Fix decoding of strings with wingdings/symbol characters in excel TxO records.
Needs ReviewPublic

Authored by denexter on Oct 29 2019, 6:38 AM.

Details

Summary

These will have the high bit set which will make them appear to be non-printable resulting in the entire string being discarded. The style information will have the necessary font information so it's sufficient to just strip the bit.

Diff Detail

Repository
R8 Calligra
Lint
Lint Skipped
Unit
Unit Tests Skipped
denexter created this revision.Oct 29 2019, 6:38 AM
Restricted Application added a project: Calligra: 3.0. · View Herald TranscriptOct 29 2019, 6:38 AM
Restricted Application added a subscriber: Calligra-Devel-list. · View Herald Transcript
denexter requested review of this revision.Oct 29 2019, 6:38 AM

Is there something in the spec encoding the microsoft fonts or just some kind of practice? Seems a little scary just stripping bits.

If the main issue is the whole string disappearing, those text.clear() calls below looks suspicious.
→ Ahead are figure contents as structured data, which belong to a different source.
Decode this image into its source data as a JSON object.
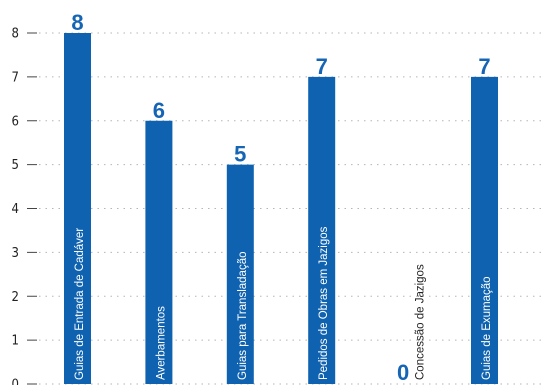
{
  "chart_data": {
    "type": "bar",
    "categories": [
      "Guias de Entrada de Cadáver",
      "Averbamentos",
      "Guias para Transladação",
      "Pedidos de Obras em Jazigos",
      "Concessão de Jazigos",
      "Guias de Exumação"
    ],
    "values": [
      8,
      6,
      5,
      7,
      0,
      7
    ],
    "y_ticks": [
      "0",
      "1",
      "2",
      "3",
      "4",
      "5",
      "6",
      "7",
      "8"
    ],
    "ylim": [
      0,
      8
    ],
    "title": "",
    "xlabel": "",
    "ylabel": "",
    "grid": true,
    "colors": {
      "bar": "#0f62b0",
      "label_value": "#1565b4",
      "grid": "#b5b5b5",
      "axis": "#444444"
    }
  }
}
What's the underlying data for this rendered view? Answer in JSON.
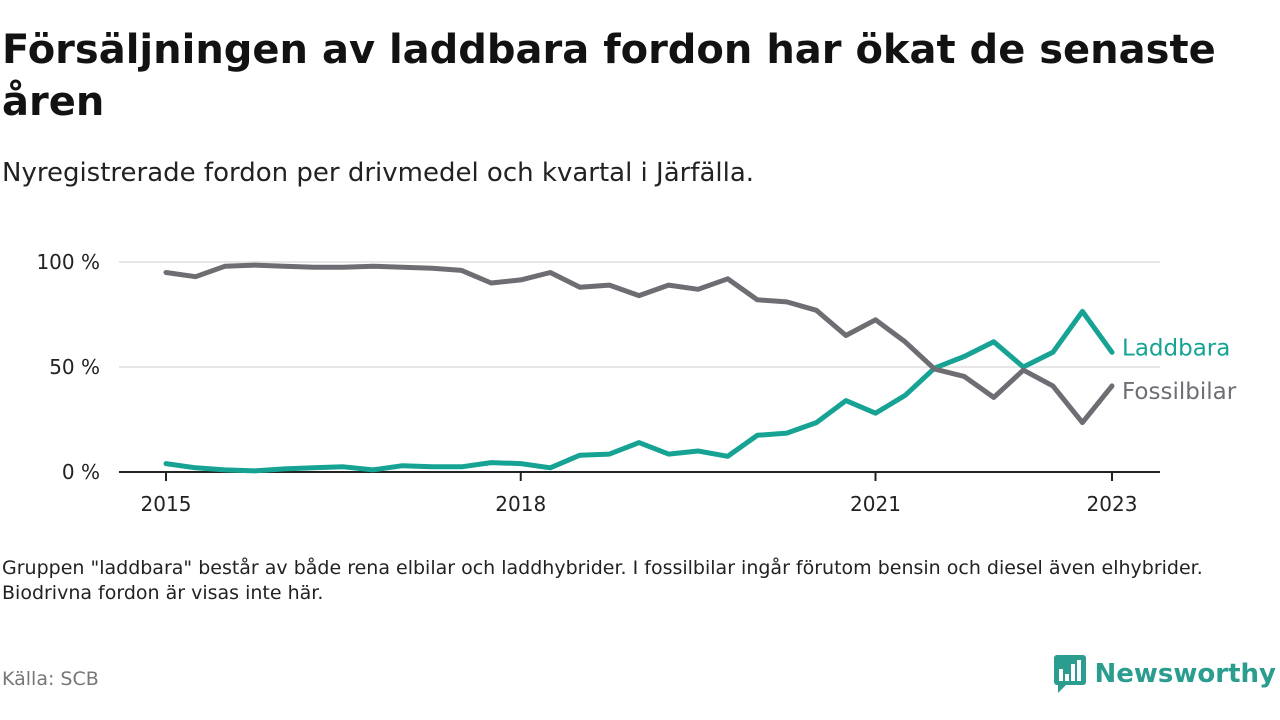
{
  "title": "Försäljningen av laddbara fordon har ökat de senaste åren",
  "subtitle": "Nyregistrerade fordon per drivmedel och kvartal i Järfälla.",
  "note": "Gruppen \"laddbara\" består av både rena elbilar och laddhybrider. I fossilbilar ingår förutom bensin och diesel även elhybrider. Biodrivna fordon är visas inte här.",
  "source": "Källa: SCB",
  "brand": "Newsworthy",
  "colors": {
    "laddbara": "#16a394",
    "fossil": "#6e6d73",
    "grid": "#dddddd",
    "axis": "#222222",
    "brand": "#2a9d8f"
  },
  "chart_data": {
    "type": "line",
    "title": "Försäljningen av laddbara fordon har ökat de senaste åren",
    "xlabel": "",
    "ylabel": "",
    "ylim": [
      0,
      100
    ],
    "y_ticks": [
      0,
      50,
      100
    ],
    "y_tick_labels": [
      "0 %",
      "50 %",
      "100 %"
    ],
    "x_ticks": [
      2015,
      2018,
      2021,
      2023
    ],
    "x_tick_labels": [
      "2015",
      "2018",
      "2021",
      "2023"
    ],
    "x": [
      2015.0,
      2015.25,
      2015.5,
      2015.75,
      2016.0,
      2016.25,
      2016.5,
      2016.75,
      2017.0,
      2017.25,
      2017.5,
      2017.75,
      2018.0,
      2018.25,
      2018.5,
      2018.75,
      2019.0,
      2019.25,
      2019.5,
      2019.75,
      2020.0,
      2020.25,
      2020.5,
      2020.75,
      2021.0,
      2021.25,
      2021.5,
      2021.75,
      2022.0,
      2022.25,
      2022.5,
      2022.75,
      2023.0
    ],
    "series": [
      {
        "name": "Laddbara",
        "label": "Laddbara",
        "values": [
          4,
          2,
          1,
          0.5,
          1.5,
          2,
          2.5,
          1,
          3,
          2.5,
          2.5,
          4.5,
          4,
          2,
          8,
          8.5,
          14,
          8.5,
          10,
          7.5,
          17.5,
          18.5,
          23.5,
          34,
          28,
          36.5,
          49.5,
          55,
          62,
          50,
          57,
          76.5,
          57
        ]
      },
      {
        "name": "Fossilbilar",
        "label": "Fossilbilar",
        "values": [
          95,
          93,
          98,
          98.5,
          98,
          97.5,
          97.5,
          98,
          97.5,
          97,
          96,
          90,
          91.5,
          95,
          88,
          89,
          84,
          89,
          87,
          92,
          82,
          81,
          77,
          65,
          72.5,
          62,
          49,
          45.5,
          35.5,
          48.5,
          41,
          23.5,
          41
        ]
      }
    ]
  }
}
Unicode string could contain all kinds of non-printing characters like LTR/RTL controls which would remain broken? Seems to be introduced by commit 4847181d7d5f for some kind of workaround. No idea if still needed or not.

There's nothing in the spec that I've found, there's a more detailed explanation in the word parser https://cgit.kde.org/calligra.git/tree/filters/words/msword-odf/wv2/src/parser9x.cpp#n513 but it still doesn't cite any sources. Removing the entire string is excessive and may be a problem with some documents, but removing that without addressing the decoding issue gives you a string with junk or missing characters whereas addressing the decoding gives the full correct string.

But would those characters work without encoding adjustments if the used MS font was present? Not sure how it gets rendered now without the font, but if it's anything like the "J" exchange email smiley I'm not sure which is worse.

Adding Marijn. Ancient changes, but could those text.clear() parts be removed by now?

The necessary font information is supplied independently, so if you have the font installed it does show the smiley.